| Jado ( @ 2006-03-11 01:03:00 |
| Current mood: | detached |
| Current music: | Iron Maiden - Loneliness of the Long Distance Runner |
Since I apparently can't be bothered to update online with any regularity, I thought I'd share some random journal-esque writing I composed at work earlier today. Cast thy gaze upon my catharsis...
7:35pm:
One hour and 25 minutes of unadulterated and unmitigating boredom and forced cheerfulness left to endure. As a last resort by which to retain my sanity, I turn to writing (again?). Predictable, I'm sure...but the same could be said for Scooby Doo, right? And don't a deserve a proverbial Scooby Snack in my own right? ONWARD!
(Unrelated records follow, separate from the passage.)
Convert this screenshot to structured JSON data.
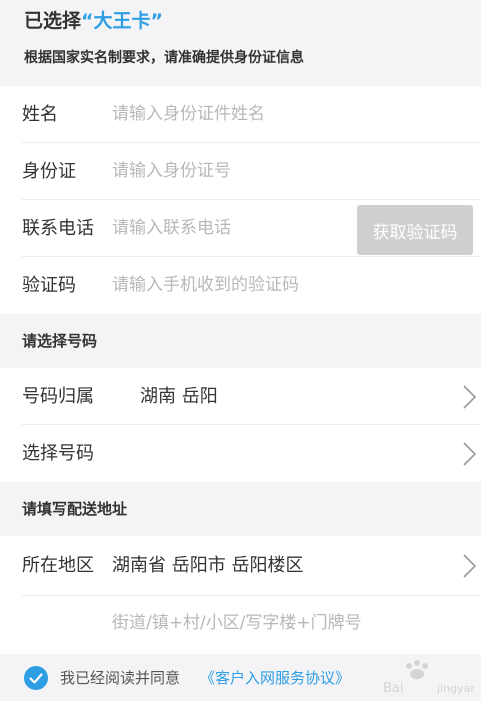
{
  "header": {
    "selected_prefix": "已选择",
    "selected_card": "“大王卡”",
    "subtitle": "根据国家实名制要求，请准确提供身份证信息"
  },
  "identity": {
    "name_label": "姓名",
    "name_placeholder": "请输入身份证件姓名",
    "id_label": "身份证",
    "id_placeholder": "请输入身份证号",
    "phone_label": "联系电话",
    "phone_placeholder": "请输入联系电话",
    "get_code_label": "获取验证码",
    "code_label": "验证码",
    "code_placeholder": "请输入手机收到的验证码"
  },
  "number_section": {
    "title": "请选择号码",
    "region_label": "号码归属",
    "region_value": "湖南 岳阳",
    "choose_label": "选择号码"
  },
  "address_section": {
    "title": "请填写配送地址",
    "area_label": "所在地区",
    "area_value": "湖南省 岳阳市 岳阳楼区",
    "detail_placeholder": "街道/镇+村/小区/写字楼+门牌号"
  },
  "agreement": {
    "text": "我已经阅读并同意",
    "link": "《客户入网服务协议》",
    "checked": true,
    "accent_color": "#2e9ee5"
  },
  "colors": {
    "accent": "#2e9ee5",
    "button_disabled": "#cfcfcf",
    "background": "#f4f4f6"
  },
  "icons": {
    "chevron": "chevron-right-icon",
    "check": "check-circle-icon"
  }
}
As the various dimensions (light, sound, time, space, etc.) continue to hurtle by, leaving me at a standstill in their wake, it has dawned upon me how relatively unchanged I am. Sure, I've moved out of father's house, became married, and all that jazz, but when it comes down to it...those are just like status changes. Not unlike being toasty in Suikoden or a pygmy in any random Final Fantasy game, I guess you could say (although I don't really have any elixir or tonic to produce a counter-effect - but I digress). The core essence of who I was in, say, eighth grade - that remains. Even if it has been slightly augmented and expanded upon since, I've yet to notice that mythical mutation into a mature adult. Maybe that's a drawback to being incredibly self-aware at a young age. It's probably akin to staring at the minute hand of a clock. When you're watching, it doesn't seem as though it moves. Such is my existence?
I miss it [home] a great deal more than I would have suspected. The predictablity of it all. Feeling like a valued contributor, instead of an easily replaced quantity of hours. A genuine comrade, as opposed to someone to simply kill time with during/after work.
I want it to be known that I didn't willfully abandon anyone. While I'm notoriously good at letting things gradually slide over the edge, it's not as though that's the path I wanted. I only accepted it because I thought that others were fine with it. And I supose the prospect of them actually being alright with it and not thinking of me any longer is the most troubling of all.